- Nickname: Jim
- Born: 21 December 1924
- Died: 20 July 2008 (aged 83)
- Allegiance: United Kingdom
- Branch: Special Air Service, British Army
- Service years: 1939–1963
- Rank: Colonel
- Service number: 300853 (Officer) 22222514 (Trooper)
- Conflicts: Second World War
- Awards: Officer of the Order of the British Empire (OBE)

= Jim Johnson (British Army officer) =

British Army officer (1924–2008)

Henry James Johnson OBE, TD (1924–2008) was a Colonel in the British Army. He commanded the 21 SAS (TA), after which he led Britain's clandestine war against Egyptian forces in Yemen during the mid-1960s. After that he set up Britain's first post-war private military company.

==Early life==
Johnson was born 21 December 1924 then educated at Westminster School and was there at the same time as Tony Benn.

==Military career==
He joined the British Army and was commissioned as a second lieutenant in the Welsh Guards on 21 November 1943.

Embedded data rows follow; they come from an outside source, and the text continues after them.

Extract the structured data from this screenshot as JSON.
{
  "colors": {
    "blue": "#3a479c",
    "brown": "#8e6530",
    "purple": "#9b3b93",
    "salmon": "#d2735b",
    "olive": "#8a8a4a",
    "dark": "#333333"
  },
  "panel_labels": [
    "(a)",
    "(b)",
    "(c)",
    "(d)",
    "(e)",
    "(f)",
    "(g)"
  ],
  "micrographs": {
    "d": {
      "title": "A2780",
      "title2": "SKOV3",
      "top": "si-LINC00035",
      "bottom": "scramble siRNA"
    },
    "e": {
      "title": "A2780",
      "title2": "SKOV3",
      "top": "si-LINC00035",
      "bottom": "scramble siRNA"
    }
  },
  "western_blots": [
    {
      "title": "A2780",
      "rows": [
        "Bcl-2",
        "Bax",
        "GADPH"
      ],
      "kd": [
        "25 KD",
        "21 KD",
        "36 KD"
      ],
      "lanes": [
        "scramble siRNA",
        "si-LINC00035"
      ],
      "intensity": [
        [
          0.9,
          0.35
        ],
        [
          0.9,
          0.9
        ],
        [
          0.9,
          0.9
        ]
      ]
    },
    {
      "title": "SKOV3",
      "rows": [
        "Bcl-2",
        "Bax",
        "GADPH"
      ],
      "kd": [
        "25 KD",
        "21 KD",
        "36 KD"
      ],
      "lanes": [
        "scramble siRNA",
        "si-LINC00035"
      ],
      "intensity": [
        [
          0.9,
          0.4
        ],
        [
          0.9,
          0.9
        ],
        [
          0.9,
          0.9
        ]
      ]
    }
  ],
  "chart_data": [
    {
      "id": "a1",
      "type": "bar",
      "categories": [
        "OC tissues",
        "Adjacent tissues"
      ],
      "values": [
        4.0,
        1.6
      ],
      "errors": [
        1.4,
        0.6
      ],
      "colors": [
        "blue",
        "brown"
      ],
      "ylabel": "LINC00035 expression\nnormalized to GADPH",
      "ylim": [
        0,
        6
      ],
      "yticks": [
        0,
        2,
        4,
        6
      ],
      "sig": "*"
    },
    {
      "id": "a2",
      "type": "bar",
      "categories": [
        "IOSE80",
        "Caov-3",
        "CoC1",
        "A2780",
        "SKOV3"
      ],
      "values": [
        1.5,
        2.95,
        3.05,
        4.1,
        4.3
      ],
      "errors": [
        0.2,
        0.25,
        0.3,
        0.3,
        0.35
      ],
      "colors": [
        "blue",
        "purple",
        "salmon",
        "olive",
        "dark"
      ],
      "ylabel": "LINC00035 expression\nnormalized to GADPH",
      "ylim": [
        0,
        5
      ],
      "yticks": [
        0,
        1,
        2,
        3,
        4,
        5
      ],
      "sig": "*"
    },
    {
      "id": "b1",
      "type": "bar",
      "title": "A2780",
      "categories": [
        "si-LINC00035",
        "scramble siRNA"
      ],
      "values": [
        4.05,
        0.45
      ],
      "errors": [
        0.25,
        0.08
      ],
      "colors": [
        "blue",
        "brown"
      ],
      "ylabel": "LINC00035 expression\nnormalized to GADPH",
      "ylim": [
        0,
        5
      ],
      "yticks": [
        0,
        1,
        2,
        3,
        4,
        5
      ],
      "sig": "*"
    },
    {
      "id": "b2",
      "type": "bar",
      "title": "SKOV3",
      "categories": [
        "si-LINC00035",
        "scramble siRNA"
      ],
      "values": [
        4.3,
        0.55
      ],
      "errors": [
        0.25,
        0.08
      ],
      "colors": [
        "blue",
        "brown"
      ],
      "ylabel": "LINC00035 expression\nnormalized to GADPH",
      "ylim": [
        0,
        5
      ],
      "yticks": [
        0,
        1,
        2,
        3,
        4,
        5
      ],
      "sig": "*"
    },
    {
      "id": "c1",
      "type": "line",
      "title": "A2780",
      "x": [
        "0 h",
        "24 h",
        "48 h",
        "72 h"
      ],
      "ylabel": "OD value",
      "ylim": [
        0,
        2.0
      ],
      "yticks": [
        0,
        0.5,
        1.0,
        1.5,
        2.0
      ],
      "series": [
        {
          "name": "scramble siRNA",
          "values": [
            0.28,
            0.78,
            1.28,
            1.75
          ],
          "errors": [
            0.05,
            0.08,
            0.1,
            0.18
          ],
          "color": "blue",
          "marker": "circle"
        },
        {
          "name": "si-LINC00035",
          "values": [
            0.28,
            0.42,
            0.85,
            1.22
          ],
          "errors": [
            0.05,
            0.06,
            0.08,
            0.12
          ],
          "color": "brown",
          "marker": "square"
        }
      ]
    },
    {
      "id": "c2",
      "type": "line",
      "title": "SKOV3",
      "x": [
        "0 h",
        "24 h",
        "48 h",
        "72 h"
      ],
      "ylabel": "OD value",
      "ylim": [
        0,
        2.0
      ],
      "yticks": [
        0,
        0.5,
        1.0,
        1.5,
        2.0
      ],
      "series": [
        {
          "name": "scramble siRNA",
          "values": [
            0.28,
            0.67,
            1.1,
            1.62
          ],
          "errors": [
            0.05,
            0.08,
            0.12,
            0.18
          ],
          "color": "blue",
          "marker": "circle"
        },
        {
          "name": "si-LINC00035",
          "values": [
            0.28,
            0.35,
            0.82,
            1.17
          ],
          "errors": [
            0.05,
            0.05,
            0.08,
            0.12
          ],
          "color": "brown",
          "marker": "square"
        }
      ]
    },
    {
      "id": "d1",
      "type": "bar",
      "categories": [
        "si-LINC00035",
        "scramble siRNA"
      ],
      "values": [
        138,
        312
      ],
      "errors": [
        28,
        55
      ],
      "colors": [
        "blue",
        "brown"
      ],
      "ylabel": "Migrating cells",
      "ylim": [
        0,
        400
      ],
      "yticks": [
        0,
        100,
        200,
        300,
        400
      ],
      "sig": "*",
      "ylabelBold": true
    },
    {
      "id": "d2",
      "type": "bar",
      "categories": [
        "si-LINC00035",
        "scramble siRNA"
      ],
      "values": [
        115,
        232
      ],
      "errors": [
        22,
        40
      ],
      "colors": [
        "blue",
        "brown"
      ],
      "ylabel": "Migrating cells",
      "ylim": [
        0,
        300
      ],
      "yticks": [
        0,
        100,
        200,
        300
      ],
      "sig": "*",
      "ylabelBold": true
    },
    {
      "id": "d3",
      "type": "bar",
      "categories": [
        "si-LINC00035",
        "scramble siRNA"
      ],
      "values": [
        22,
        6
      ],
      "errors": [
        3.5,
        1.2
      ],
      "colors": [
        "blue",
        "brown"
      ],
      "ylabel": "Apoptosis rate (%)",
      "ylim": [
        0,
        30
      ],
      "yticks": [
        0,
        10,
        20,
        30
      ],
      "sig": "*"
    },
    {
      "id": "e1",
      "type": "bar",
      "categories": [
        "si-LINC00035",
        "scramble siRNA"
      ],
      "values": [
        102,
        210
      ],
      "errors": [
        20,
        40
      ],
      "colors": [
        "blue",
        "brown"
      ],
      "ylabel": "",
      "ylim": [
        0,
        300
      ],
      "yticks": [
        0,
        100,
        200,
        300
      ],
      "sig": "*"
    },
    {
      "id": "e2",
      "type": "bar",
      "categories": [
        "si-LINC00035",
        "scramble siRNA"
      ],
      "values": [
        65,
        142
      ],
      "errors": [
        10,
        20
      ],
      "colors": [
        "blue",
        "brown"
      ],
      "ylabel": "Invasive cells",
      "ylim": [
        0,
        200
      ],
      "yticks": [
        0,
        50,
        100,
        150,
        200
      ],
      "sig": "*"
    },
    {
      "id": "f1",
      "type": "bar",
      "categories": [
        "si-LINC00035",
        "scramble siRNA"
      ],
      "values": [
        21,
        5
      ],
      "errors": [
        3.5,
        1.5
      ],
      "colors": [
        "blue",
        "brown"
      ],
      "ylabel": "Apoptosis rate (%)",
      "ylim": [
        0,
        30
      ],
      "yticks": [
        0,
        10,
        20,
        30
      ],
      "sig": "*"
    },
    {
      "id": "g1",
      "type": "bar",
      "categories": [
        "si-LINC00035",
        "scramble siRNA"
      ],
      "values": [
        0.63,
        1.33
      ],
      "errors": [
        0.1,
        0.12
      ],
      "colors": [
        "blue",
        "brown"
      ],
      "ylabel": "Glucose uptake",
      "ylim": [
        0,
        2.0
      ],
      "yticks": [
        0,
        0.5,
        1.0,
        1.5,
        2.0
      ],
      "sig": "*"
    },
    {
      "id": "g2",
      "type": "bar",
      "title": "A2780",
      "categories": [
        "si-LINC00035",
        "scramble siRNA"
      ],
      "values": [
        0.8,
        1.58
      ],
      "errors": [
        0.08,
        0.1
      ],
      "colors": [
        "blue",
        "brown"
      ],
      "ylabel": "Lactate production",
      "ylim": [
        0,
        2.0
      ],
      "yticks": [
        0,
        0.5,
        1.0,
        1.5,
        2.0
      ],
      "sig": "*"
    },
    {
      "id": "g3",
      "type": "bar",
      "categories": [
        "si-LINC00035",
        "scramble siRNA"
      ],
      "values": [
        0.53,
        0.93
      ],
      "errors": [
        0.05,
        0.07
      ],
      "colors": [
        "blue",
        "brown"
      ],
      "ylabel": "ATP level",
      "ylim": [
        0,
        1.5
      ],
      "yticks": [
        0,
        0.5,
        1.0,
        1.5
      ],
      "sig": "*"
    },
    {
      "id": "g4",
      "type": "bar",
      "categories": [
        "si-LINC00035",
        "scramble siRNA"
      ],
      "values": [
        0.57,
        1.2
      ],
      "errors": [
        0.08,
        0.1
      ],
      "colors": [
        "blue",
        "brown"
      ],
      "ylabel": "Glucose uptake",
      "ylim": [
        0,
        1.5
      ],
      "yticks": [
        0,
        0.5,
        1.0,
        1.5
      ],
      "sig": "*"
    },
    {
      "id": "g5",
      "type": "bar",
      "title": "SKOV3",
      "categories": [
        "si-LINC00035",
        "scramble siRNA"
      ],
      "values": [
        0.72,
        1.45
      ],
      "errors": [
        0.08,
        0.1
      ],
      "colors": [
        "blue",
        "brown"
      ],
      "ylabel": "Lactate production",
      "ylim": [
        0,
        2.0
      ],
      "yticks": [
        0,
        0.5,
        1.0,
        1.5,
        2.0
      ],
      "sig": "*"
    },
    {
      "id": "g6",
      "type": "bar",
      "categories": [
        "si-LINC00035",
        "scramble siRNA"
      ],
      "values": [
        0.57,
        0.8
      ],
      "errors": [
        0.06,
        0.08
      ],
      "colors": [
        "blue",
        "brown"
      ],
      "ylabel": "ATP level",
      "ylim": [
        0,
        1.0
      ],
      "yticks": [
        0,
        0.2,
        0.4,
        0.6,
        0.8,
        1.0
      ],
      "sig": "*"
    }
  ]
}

Johnson relinquished his military commission on 8 June 1948 to join the Territorial Army SAS as a trooper. He was then promoted back to lieutenant on 19 October 1948, with seniority from 21 December 1947. He was made an acting captain on 1 June 1950, which was confirmed on 21 December 1951, with seniority from 1 June 1950. He was made an acting major on 15 March 1953, and reverted to the rank of captain on 15 June 1954. He then received a series of promotions, which eventually led to the rank of Colonel. He was appointed as Aide-de-Camp to Queen Elizabeth II on 18 October 1969, which he held until 18 October 1974.

Johnson died 20 July 2008.

==Awards and decorations==
Johnson was appointed an Officer of the Order of the British Empire on for his services to the TA.